Williams is no stranger to the Bay Area, but this will be his first time sporting the green and gold. He got his start in pro ball with the rival Giants in 1987, where he manned third base and collected four All-Star nominations before jumping ship to the American League in 1997. After a one-year stint in the Indians’ organization, he returned to the NL to finish off his 17-season career and eventually hung up his cleats with the Diamondbacks in 2003.
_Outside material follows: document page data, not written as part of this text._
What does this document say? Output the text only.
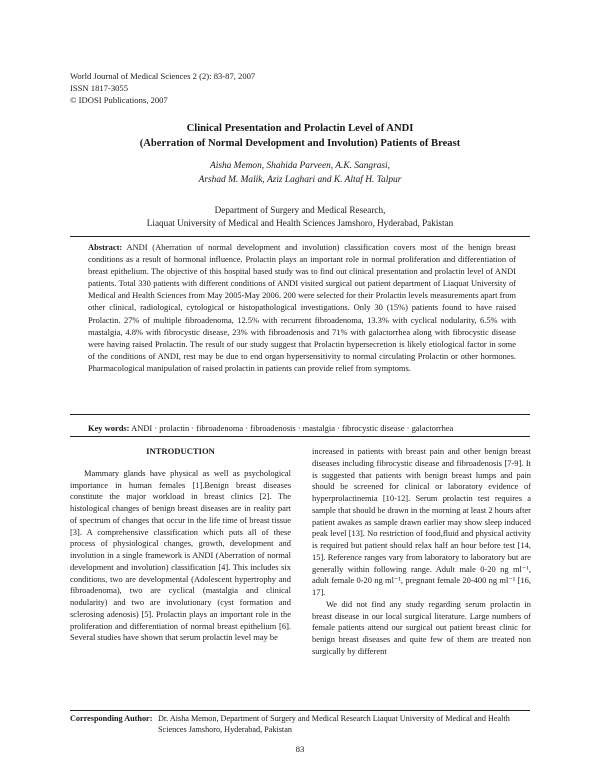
World Journal of Medical Sciences 2 (2): 83-87, 2007
ISSN 1817-3055
© IDOSI Publications, 2007
Clinical Presentation and Prolactin Level of ANDI
(Aberration of Normal Development and Involution) Patients of Breast
Aisha Memon, Shahida Parveen, A.K. Sangrasi,
Arshad M. Malik, Aziz Laghari and K. Altaf H. Talpur
Department of Surgery and Medical Research,
Liaquat University of Medical and Health Sciences Jamshoro, Hyderabad, Pakistan
Abstract: ANDI (Aberration of normal development and involution) classification covers most of the benign breast conditions as a result of hormonal influence. Prolactin plays an important role in normal proliferation and differentiation of breast epithelium. The objective of this hospital based study was to find out clinical presentation and prolactin level of ANDI patients. Total 330 patients with different conditions of ANDI visited surgical out patient department of Liaquat University of Medical and Health Sciences from May 2005-May 2006. 200 were selected for their Prolactin levels measurements apart from other clinical, radiological, cytological or histopathological investigations. Only 30 (15%) patients found to have raised Prolactin. 27% of multiple fibroadenoma, 12.5% with recurrent fibroadenoma, 13.3% with cyclical nodularity, 6.5% with mastalgia, 4.8% with fibrocystic disease, 23% with fibroadenosis and 71% with galactorrhea along with fibrocystic disease were having raised Prolactin. The result of our study suggest that Prolactin hypersecretion is likely etiological factor in some of the conditions of ANDI, rest may be due to end organ hypersensitivity to normal circulating Prolactin or other hormones. Pharmacological manipulation of raised prolactin in patients can provide relief from symptoms.
Key words: ANDI · prolactin · fibroadenoma · fibroadenosis · mastalgia · fibrocystic disease · galactorrhea
INTRODUCTION

Mammary glands have physical as well as psychological importance in human females [1].Benign breast diseases constitute the major workload in breast clinics [2]. The histological changes of benign breast diseases are in reality part of spectrum of changes that occur in the life time of breast tissue [3]. A comprehensive classification which puts all of these process of physiological changes, growth, development and involution in a single framework is ANDI (Aberration of normal development and involution) classification [4]. This includes six conditions, two are developmental (Adolescent hypertrophy and fibroadenoma), two are cyclical (mastalgia and clinical nodularity) and two are involutionary (cyst formation and sclerosing adenosis) [5]. Prolactin plays an important role in the proliferation and differentiation of normal breast epithelium [6]. Several studies have shown that serum prolactin level may be

increased in patients with breast pain and other benign breast diseases including fibrocystic disease and fibroadenosis [7-9]. It is suggested that patients with benign breast lumps and pain should be screened for clinical or laboratory evidence of hyperprolactinemia [10-12]. Serum prolactin test requires a sample that should be drawn in the morning at least 2 hours after patient awakes as sample drawn earlier may show sleep induced peak level [13]. No restriction of food,fluid and physical activity is required but patient should relax half an hour before test [14, 15]. Reference ranges vary from laboratory to laboratory but are generally within following range. Adult male 0-20 ng ml⁻¹, adult female 0-20 ng ml⁻¹, pregnant female 20-400 ng ml⁻¹ [16, 17].

We did not find any study regarding serum prolactin in breast disease in our local surgical literature. Large numbers of female patients attend our surgical out patient breast clinic for benign breast diseases and quite few of them are treated non surgically by different

Corresponding Author: Dr. Aisha Memon, Department of Surgery and Medical Research Liaquat University of Medical and Health Sciences Jamshoro, Hyderabad, Pakistan
83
Post-retirement, Williams has crafted a resume that almost over-qualifies him for a coaching gig. He led the Nationals to a cumulative 179-145 record from 2014 to 2015 and earned props as NL Manager of the Year after bringing the team to a first-place finish in 2014. In 2016, he split the season as a first and third base coach in the D-backs’ organization, then accepted a studio analyst position with the Giants for the 2017 season. Although he has yet to suit up for the Athletics in any role, he’s not unfamiliar with skipper Bob Melvin. The two were teammates on the Giants’ 1987-88 roster and spent some time in Arizona together when Melvin took a coaching job there in the early 2000s.

While next year’s reunion will be fun to watch (unless, I suppose, you’re a Giants fan with a long memory), Williams may not have his sights set on a coaching role forever. As the San Francisco Chronicle’s John Shea reported back in July, the 51-year-old knows what it feels like to win as a manager, and it’s a position he might be open to pursuing in the future.

“For me, my most comfortable space is in uniform,” he told Shea. “I’ve done the ownership thing and front-office stuff, and that’s fun. The most gratification I get is swinging a fungo and throwing batting practice and being on the field. It’s what you know and love. I look at myself as a teacher first and foremost. At the end of the day, I think that’s how I have my greatest influence.”